The complainant’s conduct complaint and request for review raised the following allegations against various MPs of the detachment concerned:

  1. Slow response by the MPs to the fighting incident;
  2. Improper grounds for breath test demand of the complainant;
  3. Failure to provide complainant timely assistance in obtaining medical treatment;
  4. Failure to provide complainant with regular updates as a victim on the progress of the investigation;
  5. Conduct of an investigation that was inadequate or biased in favour of the suspect due to his MP status;
  6. Failure to have the suspect charged by exercising peace officer jurisdiction over the case or transferring it to the CFNIS.

After conducting a thorough investigation of the complaint, the Commission determined that the complainant’s allegations were not substantiated, with the exception of the failure to provide the complainant with regular updates on the investigation in keeping with his status as a victim; an omission which had also been noted during the Canadian Forces Provost Marshal’s (CFPM’s) professional standards investigation of the complaint.

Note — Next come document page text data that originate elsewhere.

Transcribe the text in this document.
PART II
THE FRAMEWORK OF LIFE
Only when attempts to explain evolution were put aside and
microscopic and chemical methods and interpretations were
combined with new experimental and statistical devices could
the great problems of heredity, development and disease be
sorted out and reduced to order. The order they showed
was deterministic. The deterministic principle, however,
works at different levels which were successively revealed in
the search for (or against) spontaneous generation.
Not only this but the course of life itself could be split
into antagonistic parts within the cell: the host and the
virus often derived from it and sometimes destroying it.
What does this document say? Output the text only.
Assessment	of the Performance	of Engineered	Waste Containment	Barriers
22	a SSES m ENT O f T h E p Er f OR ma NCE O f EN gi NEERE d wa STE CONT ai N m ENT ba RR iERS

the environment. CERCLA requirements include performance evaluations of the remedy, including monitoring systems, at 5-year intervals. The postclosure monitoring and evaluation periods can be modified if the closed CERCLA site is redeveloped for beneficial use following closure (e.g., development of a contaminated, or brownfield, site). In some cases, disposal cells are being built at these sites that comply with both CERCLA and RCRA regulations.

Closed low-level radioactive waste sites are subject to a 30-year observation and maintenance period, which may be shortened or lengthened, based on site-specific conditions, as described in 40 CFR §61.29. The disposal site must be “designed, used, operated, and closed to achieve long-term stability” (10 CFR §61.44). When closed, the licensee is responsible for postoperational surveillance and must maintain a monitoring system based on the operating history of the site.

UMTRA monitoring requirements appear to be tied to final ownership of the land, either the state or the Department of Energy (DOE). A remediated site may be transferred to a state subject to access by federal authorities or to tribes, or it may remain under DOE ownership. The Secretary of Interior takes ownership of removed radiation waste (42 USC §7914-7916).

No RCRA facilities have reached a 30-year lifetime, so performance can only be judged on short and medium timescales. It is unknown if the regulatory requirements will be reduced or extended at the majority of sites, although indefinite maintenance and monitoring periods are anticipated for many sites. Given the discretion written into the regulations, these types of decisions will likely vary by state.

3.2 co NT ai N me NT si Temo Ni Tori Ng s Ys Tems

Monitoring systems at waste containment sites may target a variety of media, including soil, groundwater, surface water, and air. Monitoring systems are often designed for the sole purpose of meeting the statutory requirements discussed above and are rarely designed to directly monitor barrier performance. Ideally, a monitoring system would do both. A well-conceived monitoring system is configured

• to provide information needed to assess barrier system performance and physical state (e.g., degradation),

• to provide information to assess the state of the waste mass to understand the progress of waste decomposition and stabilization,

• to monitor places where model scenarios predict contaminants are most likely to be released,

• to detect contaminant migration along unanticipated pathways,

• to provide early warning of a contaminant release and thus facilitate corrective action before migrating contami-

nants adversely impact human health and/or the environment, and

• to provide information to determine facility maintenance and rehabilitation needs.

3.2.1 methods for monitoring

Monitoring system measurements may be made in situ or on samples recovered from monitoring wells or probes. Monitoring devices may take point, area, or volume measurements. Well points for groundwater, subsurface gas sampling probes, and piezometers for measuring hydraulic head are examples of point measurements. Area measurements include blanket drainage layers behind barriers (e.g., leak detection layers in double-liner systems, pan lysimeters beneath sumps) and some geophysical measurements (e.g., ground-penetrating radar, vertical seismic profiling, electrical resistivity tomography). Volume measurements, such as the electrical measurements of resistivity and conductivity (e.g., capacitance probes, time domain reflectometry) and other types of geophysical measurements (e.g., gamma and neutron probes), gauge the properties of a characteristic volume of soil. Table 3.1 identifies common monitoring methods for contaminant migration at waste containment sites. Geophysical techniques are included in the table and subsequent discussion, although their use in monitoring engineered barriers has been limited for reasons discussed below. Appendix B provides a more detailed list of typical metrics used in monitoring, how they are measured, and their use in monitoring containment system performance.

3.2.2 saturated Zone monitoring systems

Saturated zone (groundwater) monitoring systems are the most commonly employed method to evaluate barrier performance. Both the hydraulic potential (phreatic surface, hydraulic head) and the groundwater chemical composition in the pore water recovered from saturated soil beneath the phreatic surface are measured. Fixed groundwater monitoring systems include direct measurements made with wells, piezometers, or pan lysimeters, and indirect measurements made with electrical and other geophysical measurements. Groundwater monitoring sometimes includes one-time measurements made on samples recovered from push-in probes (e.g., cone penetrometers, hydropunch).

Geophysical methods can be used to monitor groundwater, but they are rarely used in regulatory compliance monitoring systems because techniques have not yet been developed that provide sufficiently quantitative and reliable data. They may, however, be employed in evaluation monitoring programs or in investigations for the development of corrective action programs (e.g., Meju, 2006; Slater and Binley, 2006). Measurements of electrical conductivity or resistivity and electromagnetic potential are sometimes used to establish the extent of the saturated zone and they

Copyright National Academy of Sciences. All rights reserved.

Apart from the failure to follow procedures regarding the updating of victims, in the Commission’s view, the MPs in this case promptly and appropriately responded to the incident and conducted an unbiased and thorough investigation. The MPs provided appropriate assistance to the complainant in obtaining medical treatment. The Commission also determined that the decision to administer a breath test on the complainant was related to his intention to continue driving, rather than to an intention to investigate him for impaired driving when he drove to the detachment seeking help. In any event, there were adequate legal grounds for the breath test demand.

Given the lack of policy direction, the Commission considered the decision of the base detachment to retain the file, rather than transfer it to the CFNIS, to have been reasonable – especially in light of the fact that the suspect was posted to a different MP unit on the base, and therefore was part of a different chain of command.

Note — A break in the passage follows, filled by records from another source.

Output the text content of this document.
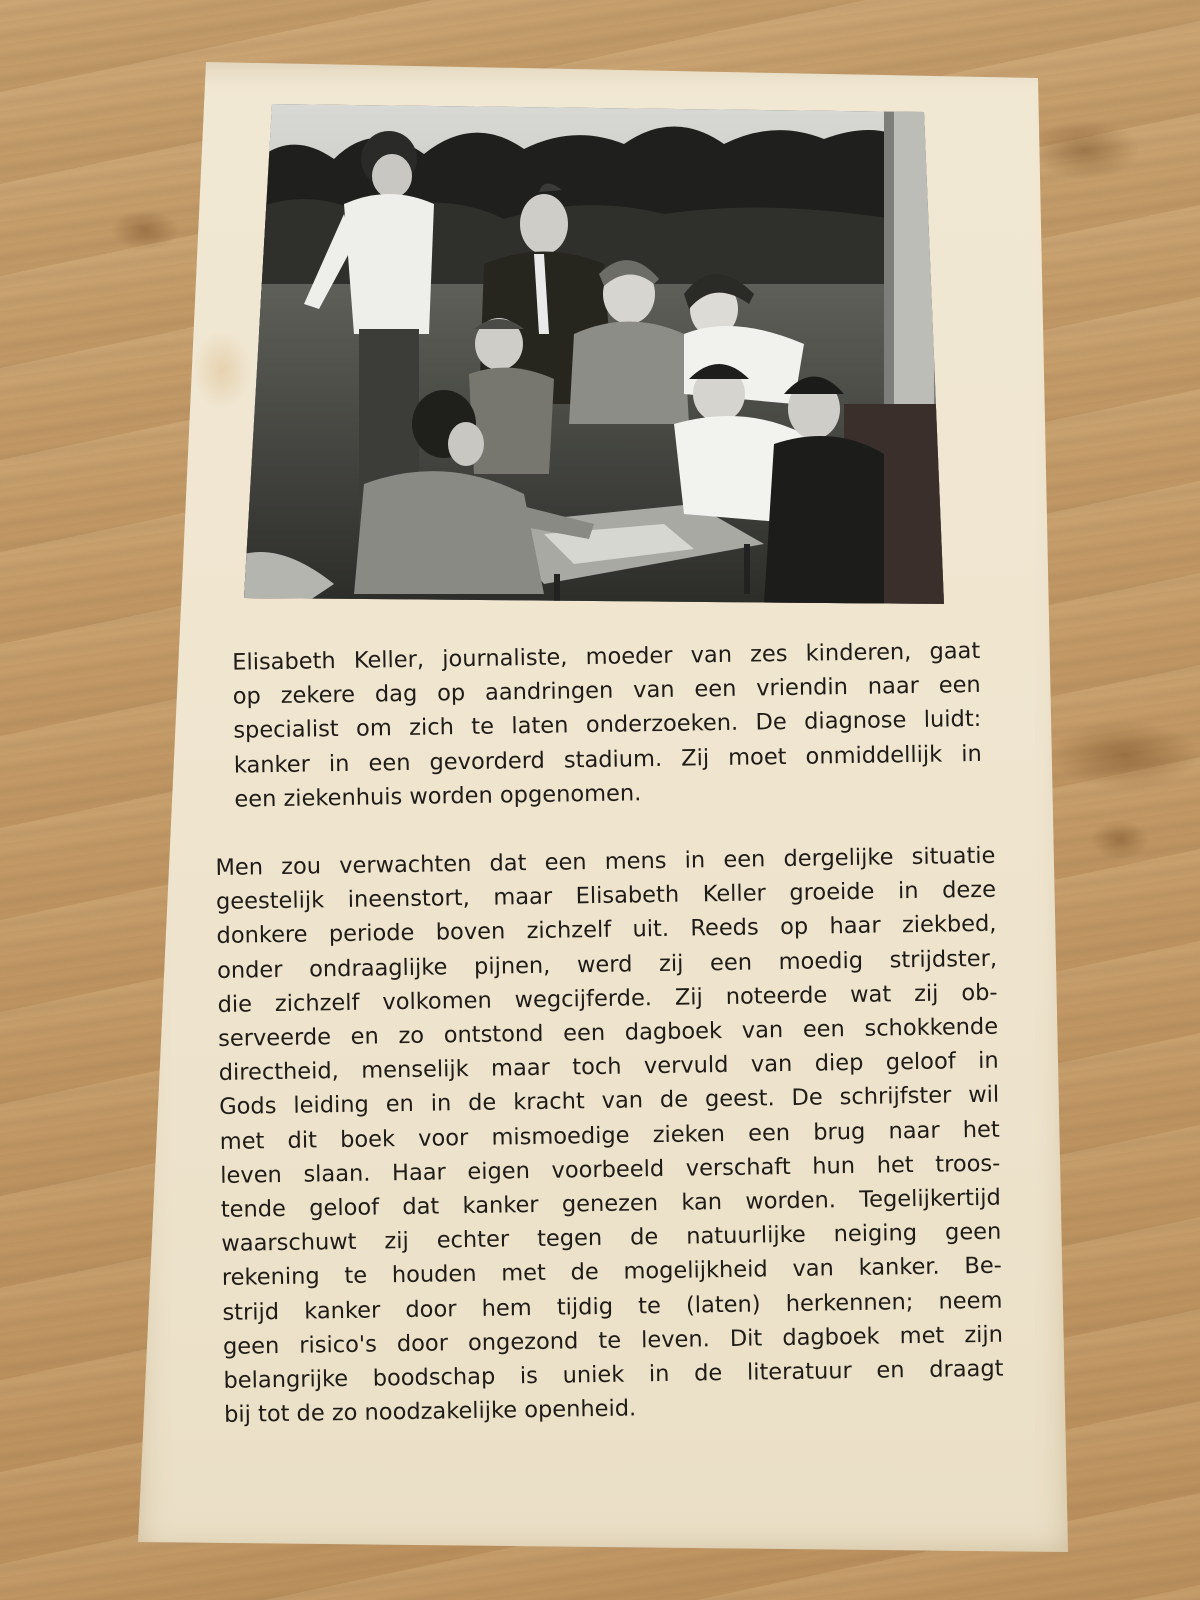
Elisabeth Keller, journaliste, moeder van zes kinderen, gaat
op zekere dag op aandringen van een vriendin naar een
specialist om zich te laten onderzoeken. De diagnose luidt:
kanker in een gevorderd stadium. Zij moet onmiddellijk in
een ziekenhuis worden opgenomen.

Men zou verwachten dat een mens in een dergelijke situatie
geestelijk ineenstort, maar Elisabeth Keller groeide in deze
donkere periode boven zichzelf uit. Reeds op haar ziekbed,
onder ondraaglijke pijnen, werd zij een moedig strijdster,
die zichzelf volkomen wegcijferde. Zij noteerde wat zij ob-
serveerde en zo ontstond een dagboek van een schokkende
directheid, menselijk maar toch vervuld van diep geloof in
Gods leiding en in de kracht van de geest. De schrijfster wil
met dit boek voor mismoedige zieken een brug naar het
leven slaan. Haar eigen voorbeeld verschaft hun het troos-
tende geloof dat kanker genezen kan worden. Tegelijkertijd
waarschuwt zij echter tegen de natuurlijke neiging geen
rekening te houden met de mogelijkheid van kanker. Be-
strijd kanker door hem tijdig te (laten) herkennen; neem
geen risico's door ongezond te leven. Dit dagboek met zijn
belangrijke boodschap is uniek in de literatuur en draagt
bij tot de zo noodzakelijke openheid.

The base detachment MPs could not be faulted for failing to have the suspect charged as the case was dealt with under the military justice system, rather than under the civilian criminal justice system, in which case the MPs’ peace officer powers would have been triggered. As such, the concluded MP investigation was forwarded to the suspect’s unit for its decision on charges under the Code of Service Discipline.

Although the Commission largely vindicated the conduct of the MPs in question, it did make a number of recommendations aimed at improving MP policies and procedures for dealing with similar cases.

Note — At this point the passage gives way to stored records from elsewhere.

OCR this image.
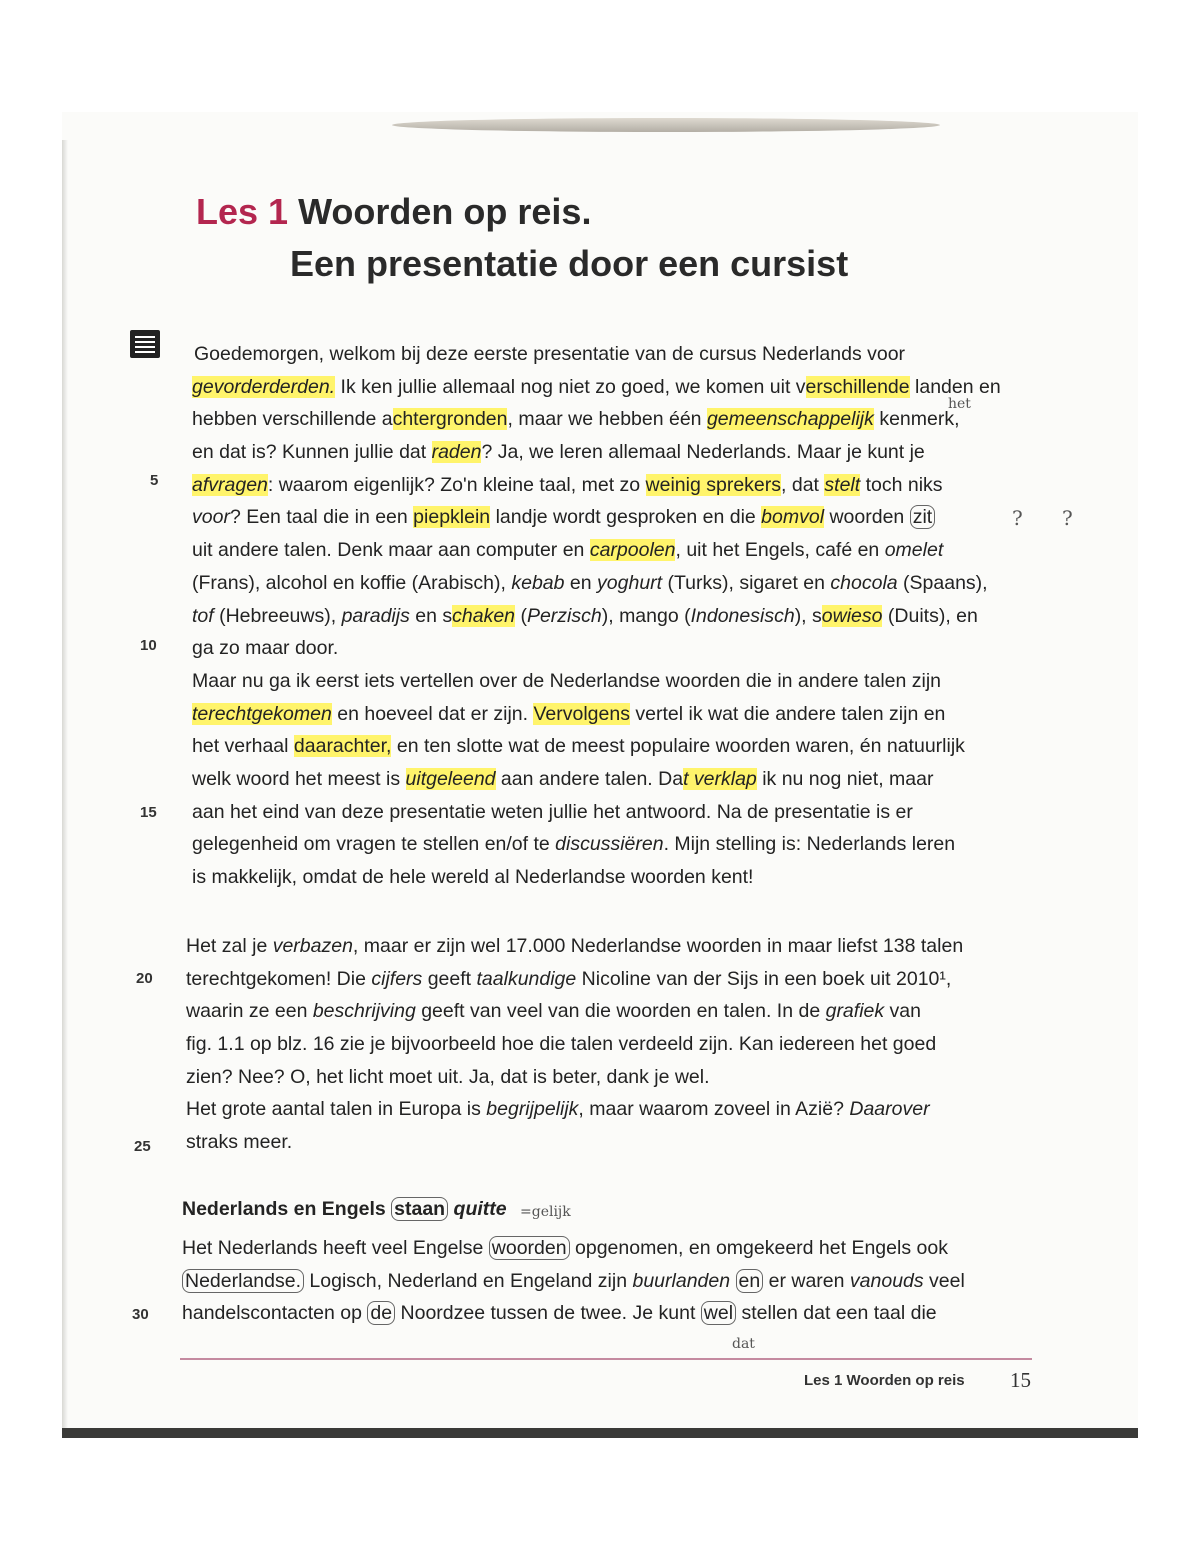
Les 1 Woorden op reis.
Een presentatie door een cursist
5
10
15
20
25
30
Goedemorgen, welkom bij deze eerste presentatie van de cursus Nederlands voor
gevorderderden. Ik ken jullie allemaal nog niet zo goed, we komen uit verschillende landen en
hebben verschillende achtergronden, maar we hebben één gemeenschappelijk kenmerk,
en dat is? Kunnen jullie dat raden? Ja, we leren allemaal Nederlands. Maar je kunt je
afvragen: waarom eigenlijk? Zo'n kleine taal, met zo weinig sprekers, dat stelt toch niks
voor? Een taal die in een piepklein landje wordt gesproken en die bomvol woorden zit
uit andere talen. Denk maar aan computer en carpoolen, uit het Engels, café en omelet
(Frans), alcohol en koffie (Arabisch), kebab en yoghurt (Turks), sigaret en chocola (Spaans),
tof (Hebreeuws), paradijs en schaken (Perzisch), mango (Indonesisch), sowieso (Duits), en
ga zo maar door.
Maar nu ga ik eerst iets vertellen over de Nederlandse woorden die in andere talen zijn
terechtgekomen en hoeveel dat er zijn. Vervolgens vertel ik wat die andere talen zijn en
het verhaal daarachter, en ten slotte wat de meest populaire woorden waren, én natuurlijk
welk woord het meest is uitgeleend aan andere talen. Dat verklap ik nu nog niet, maar
aan het eind van deze presentatie weten jullie het antwoord. Na de presentatie is er
gelegenheid om vragen te stellen en/of te discussiëren. Mijn stelling is: Nederlands leren
is makkelijk, omdat de hele wereld al Nederlandse woorden kent!
Het zal je verbazen, maar er zijn wel 17.000 Nederlandse woorden in maar liefst 138 talen
terechtgekomen! Die cijfers geeft taalkundige Nicoline van der Sijs in een boek uit 2010¹,
waarin ze een beschrijving geeft van veel van die woorden en talen. In de grafiek van
fig. 1.1 op blz. 16 zie je bijvoorbeeld hoe die talen verdeeld zijn. Kan iedereen het goed
zien? Nee? O, het licht moet uit. Ja, dat is beter, dank je wel.
Het grote aantal talen in Europa is begrijpelijk, maar waarom zoveel in Azië? Daarover
straks meer.
Nederlands en Engels staan quitte =gelijk
Het Nederlands heeft veel Engelse woorden opgenomen, en omgekeerd het Engels ook
Nederlandse. Logisch, Nederland en Engeland zijn buurlanden en er waren vanouds veel
handelscontacten op de Noordzee tussen de twee. Je kunt wel stellen dat een taal die
het
? ?
dat
Les 1 Woorden op reis 15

The Commission recommended that, in addition to clarifying the various obligations for providing information to victims, there should be greater clarity as to which members of MP detachments should be responsible for the various duties.

Consistent with recommendations in previous reports, the Commission reiterated its concern with the way in which MP investigation reports are often drafted and recommended that there be more of an effort to synthesize and analyse the information in relation to the elements of possible offences. This would make it easier for the chain of command to exercise their disciplinary authorities.

While the Commission felt the decision in this case not to transfer the investigation to the CFNIS was reasonable, the Commission noted that that MP policies have changed, such that misconduct by MP personnel no longer automatically triggers the CFNIS investigative mandate. While it may not be necessary to transfer all such cases, it should be clarified that the option still exists and guidance should be provided on when it would be appropriate to do so.

The Commission also recommended that steps be taken to better ensure that subjects’ units provide formal responses in a timely fashion to MP investigation reports (which did not occur in this case with respect to the main suspect’s unit). Such feedback is important for various reasons, including preserving evidence, updating victims and quality control.